Christie musarde sur les quais attentive. Elle contemple ce splendide ruban nonchalant où les bateaux glissent, variés, colorés ; elle observe les péniches silencieuses, mystérieuses, les bateaux-mouches animés par des hauts parleurs, égayés par les touristes : juste un bruit confus : inutile d’essayer de comprendre le guide. En face sur l’autre rive les somptueux monuments dont elle ne se lasse jamais, au dessous la Seine paisible. Ses yeux fouinent, s’attardent sur les berges où des touristes se promènent, des promeneurs solitaires, des amoureux, au loin un orchestre de grosses caisses. Pas un souffle, les peupliers figés bien alignés forment en toile de fond un feston, un tableau…Aucun frémissement dans les arbres. Adossée contre la murette Christie observe les passants, tous en jeans. moulés dans des t-shirts; joyeux, amoureux. Elle s’amuse à chercher leurs origines : des yeux bridés, des yeux bleus, des yeux noirs, cheveux blonds cheveux noirs crépus, joyeux, heureux…Tous ces gens d’horizons lointains, multiples sont un baume pour ses doutes, ses hésitations, ses problèmes, avec regret elle s’éloigne. Tout en méditant elle longe le quai jette un regard vague sur les bouquinistes puis prend la direction du métro, bifurque : conquise par la petite brise du soir elle prolonge sa promenade indifférente au monde au bruit elle flâne dans les rues jette un regard sur les devantures des magasins, les boulangeries… ! les pâtisseries... ! Elle tâte son fond de poche à la recherche de son ticket d’autobus.
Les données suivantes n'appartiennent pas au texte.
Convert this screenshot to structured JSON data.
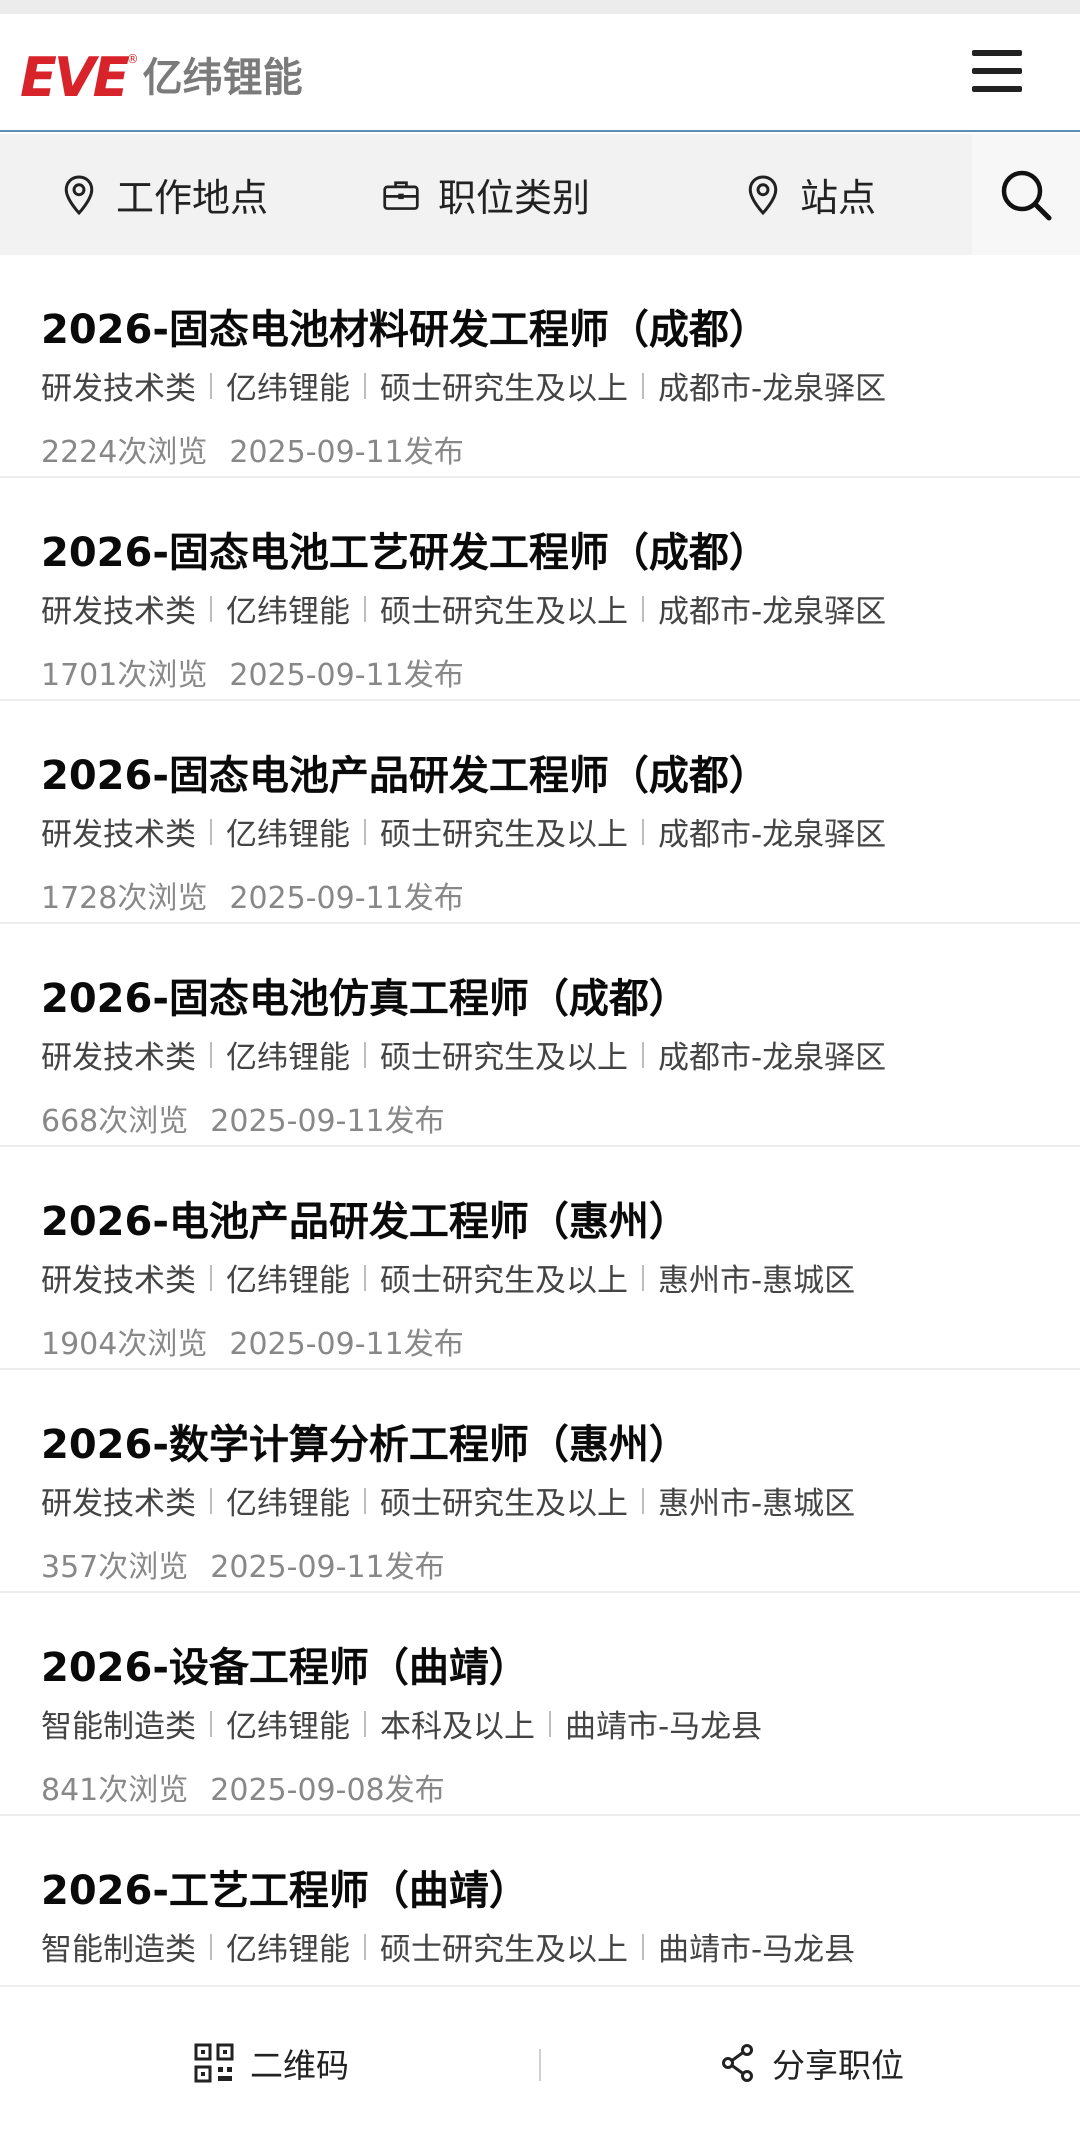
{
  "brand": {
    "logo_mark": "EVE",
    "logo_reg": "®",
    "logo_text": "亿纬锂能"
  },
  "filters": {
    "location_label": "工作地点",
    "category_label": "职位类别",
    "site_label": "站点"
  },
  "jobs": [
    {
      "title": "2026-固态电池材料研发工程师（成都）",
      "category": "研发技术类",
      "company": "亿纬锂能",
      "education": "硕士研究生及以上",
      "location": "成都市-龙泉驿区",
      "views": "2224次浏览",
      "date": "2025-09-11发布"
    },
    {
      "title": "2026-固态电池工艺研发工程师（成都）",
      "category": "研发技术类",
      "company": "亿纬锂能",
      "education": "硕士研究生及以上",
      "location": "成都市-龙泉驿区",
      "views": "1701次浏览",
      "date": "2025-09-11发布"
    },
    {
      "title": "2026-固态电池产品研发工程师（成都）",
      "category": "研发技术类",
      "company": "亿纬锂能",
      "education": "硕士研究生及以上",
      "location": "成都市-龙泉驿区",
      "views": "1728次浏览",
      "date": "2025-09-11发布"
    },
    {
      "title": "2026-固态电池仿真工程师（成都）",
      "category": "研发技术类",
      "company": "亿纬锂能",
      "education": "硕士研究生及以上",
      "location": "成都市-龙泉驿区",
      "views": "668次浏览",
      "date": "2025-09-11发布"
    },
    {
      "title": "2026-电池产品研发工程师（惠州）",
      "category": "研发技术类",
      "company": "亿纬锂能",
      "education": "硕士研究生及以上",
      "location": "惠州市-惠城区",
      "views": "1904次浏览",
      "date": "2025-09-11发布"
    },
    {
      "title": "2026-数学计算分析工程师（惠州）",
      "category": "研发技术类",
      "company": "亿纬锂能",
      "education": "硕士研究生及以上",
      "location": "惠州市-惠城区",
      "views": "357次浏览",
      "date": "2025-09-11发布"
    },
    {
      "title": "2026-设备工程师（曲靖）",
      "category": "智能制造类",
      "company": "亿纬锂能",
      "education": "本科及以上",
      "location": "曲靖市-马龙县",
      "views": "841次浏览",
      "date": "2025-09-08发布"
    },
    {
      "title": "2026-工艺工程师（曲靖）",
      "category": "智能制造类",
      "company": "亿纬锂能",
      "education": "硕士研究生及以上",
      "location": "曲靖市-马龙县",
      "views": "",
      "date": ""
    }
  ],
  "bottom": {
    "qr_label": "二维码",
    "share_label": "分享职位"
  },
  "colors": {
    "brand_red": "#d8232a",
    "filter_bg": "#f2f2f2",
    "meta_gray": "#888888"
  }
}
Une nostalgie en songeant à Johann qu’elle ne reverra que dans un an un regret de ne pouvoir aller le voir. Ses voyages entre Paris et Londres pour rejoindre Tony, les visites à ses parents, son travail lui prennent son temps. Il y a aussi d’autres projets, les vacances avec Tony, d’autres perspectives… :
Ses parents ont en banlieue parisienne une maison avec un petit jardin potager que son père Hector cultive avec amour. Encouragée par Hector qui l’approuve toujours « rien que pour le plaisir de contrarier ses deux femmes sa femme et sa belle mère » elle a fait ce qu’elle aime : écrire et lorsqu’elle va en week-end dans sa famille elle est accueillie, fêtée par les aboiements les caresses réclamées violemment de Ketty, le chat s’étire sur ses pieds. C’est un régal pour elle de faire un tour dans le jardin où son père s’applique à faire pousser ses légumes, et chaque fois elle le félicite sur sa bonne forme, sa ligne de jeune homme se plait elle à lui dire. Aussi cherche t-elle ces moments pour le surprendre entrain d’arracher l’herbe courbé sur ses plates-bandes, le voir se relever avec un sourire de contentement. Respirer la bonne odeur des herbes coupées, écouter les bruits familiers du soir sont un tremplin pour la semaine, un régal. Elle retrouve toutes les senteurs, tous les délices de son enfance, sa chambre d’enfant, d’adolescente, un brin de nostalgie, de connivence avec ses parents, la résurgence de sa jeunesse avec les bons, et les moins bons moments, entourée de Papa, Maman, tante Amandine, Manie..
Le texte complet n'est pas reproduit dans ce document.